Geoffrey J. Barton talks with
ScienceWatch.com and answers a few questions about
this month's New Hot Paper in the field of Computer
Science.
Article Title: Jalview Version 2-a multiple sequence
alignment editor and analysis workbench
Authors: Waterhouse, AM;Procter, JB;Martin, DMA;Clamp,
M;Barton, GJ
Journal: BIOINFORMATICS, Volume: 25, Issue: 9,
Page: 1189-1191
Year: MAY 1 2009
* Univ Dundee, Sch Life Sci Res, Coll Life Sci, Dow St,
Dundee DD1 5EH, Scotland.
* Univ Dundee, Sch Life Sci Res, Coll Life Sci, Dundee
DD1 5EH, Scotland.
* Broad Inst, Cambridge, MA 02142 USA.
Why do you think your paper is highly
cited?
The paper describes the latest version of the
Jalview multiple sequence alignment editor and
analysis workbench. Jalview is one of the most powerful tools available
for manipulating sequence alignments and integrating annotations from
biological databases around the world. As a consequence, many thousands
of scientists make use of Jalview in their daily work.

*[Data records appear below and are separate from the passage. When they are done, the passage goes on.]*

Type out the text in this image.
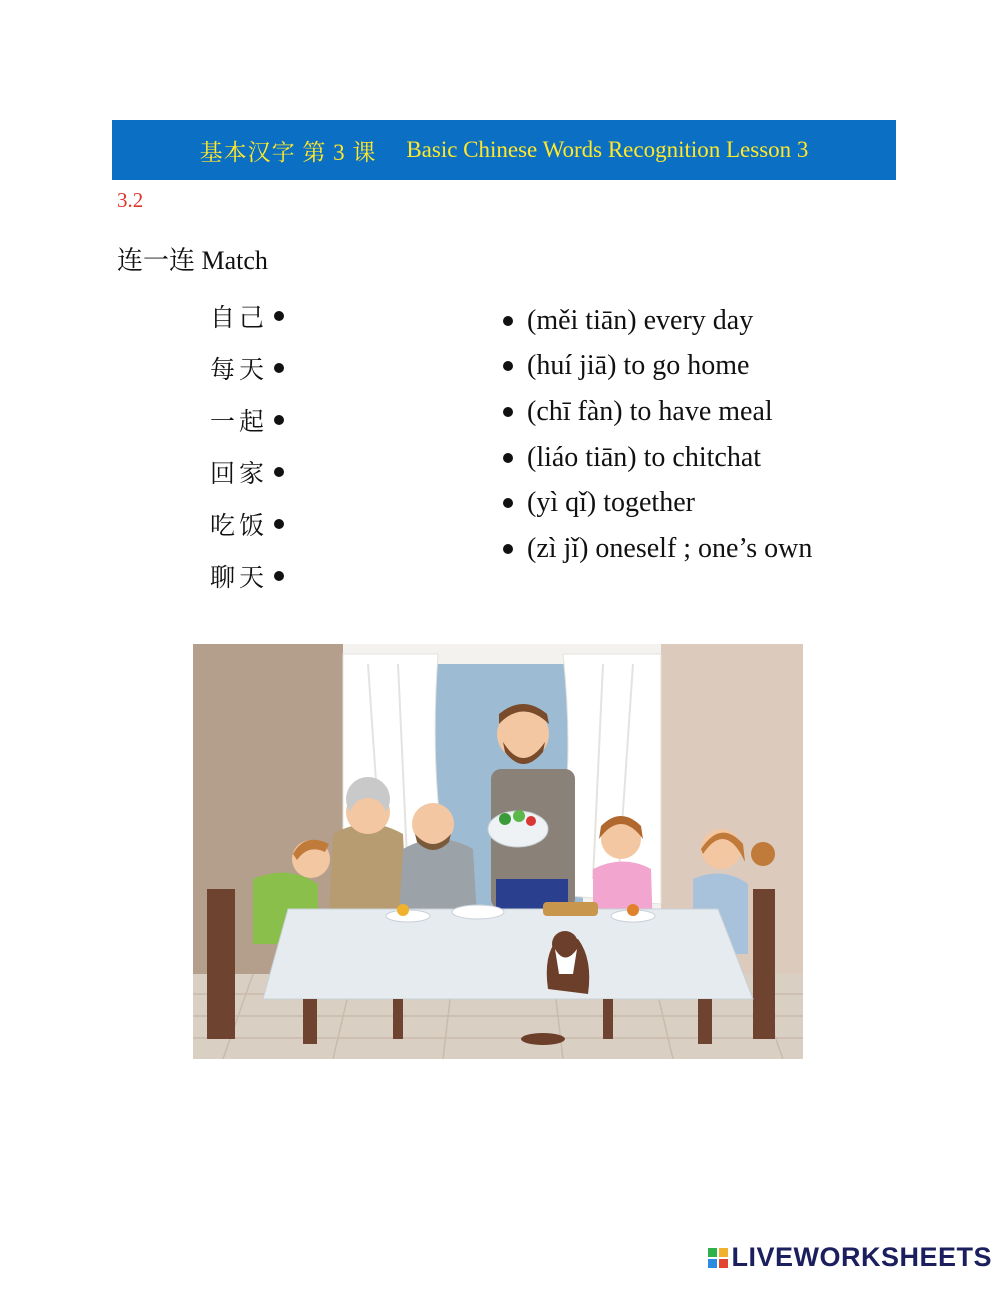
基本汉字 第 3 课 Basic Chinese Words Recognition Lesson 3
3.2
连一连 Match
自己
每天
一起
回家
吃饭
聊天
(měi tiān) every day
(huí jiā) to go home
(chī fàn) to have meal
(liáo tiān) to chitchat
(yì qǐ) together
(zì jǐ) oneself ; one’s own
LIVEWORKSHEETS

The Jalview software is installed on over 20,000 computers worldwide and is
also available as an applet that is installed on over 100,000 web pages
including those run by major international databases of sequence alignments
such as Pfam. Analysis of alignments by Jalview is often of
key importance in a scientific publication and so this leads to
citations of the paper describing Jalview.
Sequences of DNA, RNA, and proteins are the fundamental currency of modern
biological and medical research. Sequences link the different levels of the
biological hierarchy, from gene to three-dimensional structure.
"Sequence analysis is central to all modern biological
research, whether in agriculture, biotechnology, or the
study and treatment of human disease. Jalview is in use
daily by scientists working in all these fields and, since
it makes it possible for them to work more efficiently, has
direct impact on the many social and political issues that
their research influences."
Multiple Sequence Alignments (MSAs) arrange sequences that are similar as a
table that highlights which amino acids or nucleotides are common across
all sequences. For proteins, MSAs permit the identification of common
features between species or identify functionally important amino acids.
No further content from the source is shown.